My childhood was filled with many achievements, many awards. I don’t say that to be snobby; I say that to emphasize that I was a smart and dedicated child. I was going places. I could accomplish whatever I set my mind to (except physics). In many ways, I was an OVERachiever.
Then my life was turned upside down and I clung to whatever safety and sense of normalcy that I could. I have had a continuous battle with myself for the past couple years and I haven’t been able to figure out why I can never resolve it. None of the jobs I have had post-jail have made me enough money to support myself. Sure, I could have found some way to get by, but without Neil I never would have been able to live an adult life supporting myself in my own apt/home/whatever.
Now you could say that we are a partnership and that this doesn’t matter. For some people this works fine and I applaud them for it. I tried to join that camp and accept that he is the provider and whatever money I happen to bring in will be icing on the cake, but it isn’t working and hasn’t been working since we started dating. I told myself that “other people are fine with that arrangement” which meant that I should be too. What I finally realized (for being sharp, sometimes common things take me a loooooong time) was that if I was honestly ok with it, I wouldn’t be experiencing this push and pull for so long.
So, as the title states, I want more for myself. Not because I need to make an obscene amount of money (unless you want to give me some), but because I know I am not working to my full potential and I am taking the easy way out. I am not taking risks because honestly I don’t have to, so why would I want to risk the pain of failure again? This brings me to my next realization:
I don’t take risks because I’m scared. I’m afraid they won’t pan out, I’m afraid of rejection, you name it. I started this blog because I felt like I had something important to share with people. I spent many years living a double life that came crashing down on me and if I could help one person realize that they didn’t have to live that way, it would be amazing. I wanted to show people that there was another way to live, a healthier way to live, and by changing the way I was living I was able to continuously make amends to myself.

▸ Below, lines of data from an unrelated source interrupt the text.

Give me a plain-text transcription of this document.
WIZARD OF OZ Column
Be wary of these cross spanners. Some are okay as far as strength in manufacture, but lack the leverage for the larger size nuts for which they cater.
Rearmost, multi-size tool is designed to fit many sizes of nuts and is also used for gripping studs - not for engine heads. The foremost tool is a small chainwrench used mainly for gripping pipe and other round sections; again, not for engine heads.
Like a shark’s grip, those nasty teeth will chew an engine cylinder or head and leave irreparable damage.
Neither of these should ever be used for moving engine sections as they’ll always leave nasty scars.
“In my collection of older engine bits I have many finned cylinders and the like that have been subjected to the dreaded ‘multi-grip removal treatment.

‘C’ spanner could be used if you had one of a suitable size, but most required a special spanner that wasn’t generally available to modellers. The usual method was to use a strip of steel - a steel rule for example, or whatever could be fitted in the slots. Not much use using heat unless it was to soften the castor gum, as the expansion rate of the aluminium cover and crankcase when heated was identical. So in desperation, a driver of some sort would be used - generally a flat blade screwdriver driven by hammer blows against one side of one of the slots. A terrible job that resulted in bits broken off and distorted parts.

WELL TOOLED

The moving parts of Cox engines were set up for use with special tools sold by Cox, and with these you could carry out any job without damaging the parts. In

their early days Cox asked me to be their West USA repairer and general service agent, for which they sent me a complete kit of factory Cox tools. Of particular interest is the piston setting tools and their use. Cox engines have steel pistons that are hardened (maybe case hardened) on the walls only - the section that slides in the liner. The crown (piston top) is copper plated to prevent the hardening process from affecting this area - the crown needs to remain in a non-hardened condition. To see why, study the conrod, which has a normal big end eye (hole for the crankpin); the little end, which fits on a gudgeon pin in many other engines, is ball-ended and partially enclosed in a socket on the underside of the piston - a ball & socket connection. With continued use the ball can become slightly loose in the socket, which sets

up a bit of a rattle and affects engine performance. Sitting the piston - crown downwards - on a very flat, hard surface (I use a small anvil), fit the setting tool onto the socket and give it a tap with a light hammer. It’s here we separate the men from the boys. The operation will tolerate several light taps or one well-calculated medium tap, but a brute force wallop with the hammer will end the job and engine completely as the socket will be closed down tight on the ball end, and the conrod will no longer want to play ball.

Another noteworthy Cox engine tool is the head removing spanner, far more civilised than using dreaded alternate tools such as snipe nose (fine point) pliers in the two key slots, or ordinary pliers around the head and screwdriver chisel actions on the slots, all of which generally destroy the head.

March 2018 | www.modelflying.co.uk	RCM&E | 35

This blog is the thing that I put the most time into. It’s the one thing in my life that doesn’t ever feel like work. For me to say that and to consistently demonstrate it with my actions and then say “if it’s successful that’s cool and if it’s not that cool too” is a cop out. It’s a way for me to a) not put as much effort into it as I’d like and b) not be let down if it doesn’t work out. It’s a way to stay safe.

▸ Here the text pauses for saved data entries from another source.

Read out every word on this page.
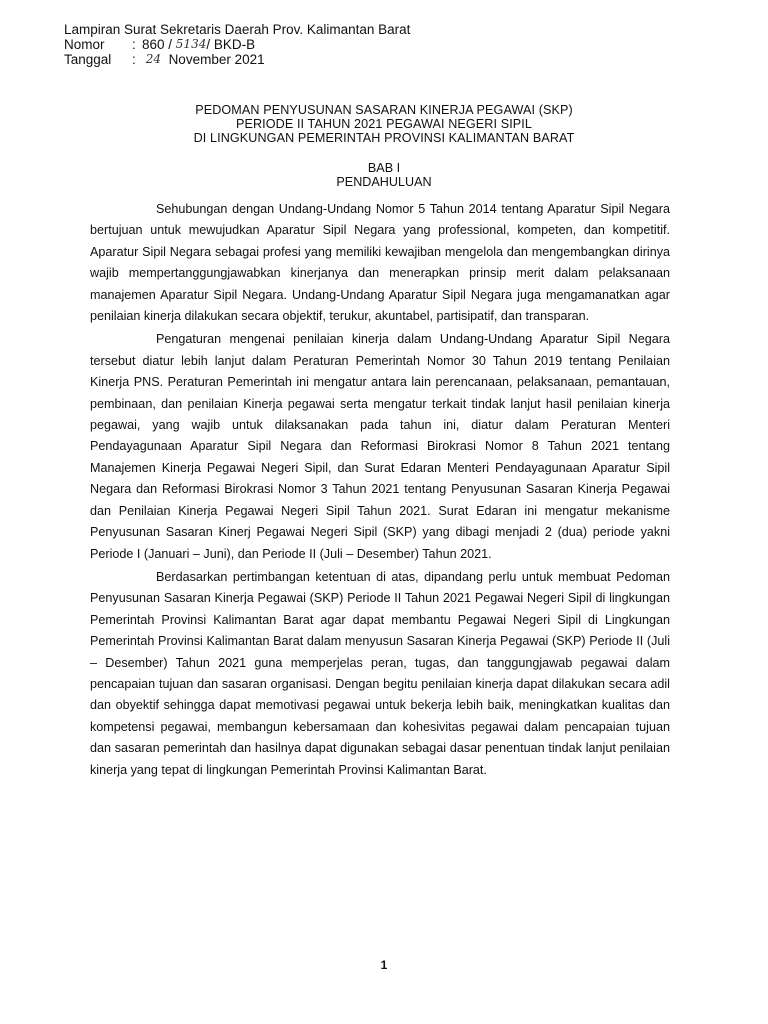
Lampiran Surat Sekretaris Daerah Prov. Kalimantan Barat
Nomor	: 860 /
5134 / BKD-B
Tanggal	:
24
November 2021
PEDOMAN PENYUSUNAN SASARAN KINERJA PEGAWAI (SKP)
PERIODE II TAHUN 2021 PEGAWAI NEGERI SIPIL
DI LINGKUNGAN PEMERINTAH PROVINSI KALIMANTAN BARAT
BAB I
PENDAHULUAN

Sehubungan dengan Undang-Undang Nomor 5 Tahun 2014 tentang Aparatur Sipil Negara bertujuan untuk mewujudkan Aparatur Sipil Negara yang professional, kompeten, dan kompetitif. Aparatur Sipil Negara sebagai profesi yang memiliki kewajiban mengelola dan mengembangkan dirinya wajib mempertanggungjawabkan kinerjanya dan menerapkan prinsip merit dalam pelaksanaan manajemen Aparatur Sipil Negara. Undang-Undang Aparatur Sipil Negara juga mengamanatkan agar penilaian kinerja dilakukan secara objektif, terukur, akuntabel, partisipatif, dan transparan.

Pengaturan mengenai penilaian kinerja dalam Undang-Undang Aparatur Sipil Negara tersebut diatur lebih lanjut dalam Peraturan Pemerintah Nomor 30 Tahun 2019 tentang Penilaian Kinerja PNS. Peraturan Pemerintah ini mengatur antara lain perencanaan, pelaksanaan, pemantauan, pembinaan, dan penilaian Kinerja pegawai serta mengatur terkait tindak lanjut hasil penilaian kinerja pegawai, yang wajib untuk dilaksanakan pada tahun ini, diatur dalam Peraturan Menteri Pendayagunaan Aparatur Sipil Negara dan Reformasi Birokrasi Nomor 8 Tahun 2021 tentang Manajemen Kinerja Pegawai Negeri Sipil, dan Surat Edaran Menteri Pendayagunaan Aparatur Sipil Negara dan Reformasi Birokrasi Nomor 3 Tahun 2021 tentang Penyusunan Sasaran Kinerja Pegawai dan Penilaian Kinerja Pegawai Negeri Sipil Tahun 2021. Surat Edaran ini mengatur mekanisme Penyusunan Sasaran Kinerj Pegawai Negeri Sipil (SKP) yang dibagi menjadi 2 (dua) periode yakni Periode I (Januari – Juni), dan Periode II (Juli – Desember) Tahun 2021.

Berdasarkan pertimbangan ketentuan di atas, dipandang perlu untuk membuat Pedoman Penyusunan Sasaran Kinerja Pegawai (SKP) Periode II Tahun 2021 Pegawai Negeri Sipil di lingkungan Pemerintah Provinsi Kalimantan Barat agar dapat membantu Pegawai Negeri Sipil di Lingkungan Pemerintah Provinsi Kalimantan Barat dalam menyusun Sasaran Kinerja Pegawai (SKP) Periode II (Juli – Desember) Tahun 2021 guna memperjelas peran, tugas, dan tanggungjawab pegawai dalam pencapaian tujuan dan sasaran organisasi. Dengan begitu penilaian kinerja dapat dilakukan secara adil dan obyektif sehingga dapat memotivasi pegawai untuk bekerja lebih baik, meningkatkan kualitas dan kompetensi pegawai, membangun kebersamaan dan kohesivitas pegawai dalam pencapaian tujuan dan sasaran pemerintah dan hasilnya dapat digunakan sebagai dasar penentuan tindak lanjut penilaian kinerja yang tepat di lingkungan Pemerintah Provinsi Kalimantan Barat.

1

I have always, always loved writing. I want to take time to be more honest with you. I feel like there were many more heartfelt posts in the early days of this blog because things were just spilling out of me. If I want this to be my livelihood, then I need to commit to that and not back up when I feel vulnerable or that things are getting too hard. I am still working on all of this, so bear with me, but I wanted to take the time to thank all of you for coming with me on this journey and for sticking around. You make me feel safe (in a good way).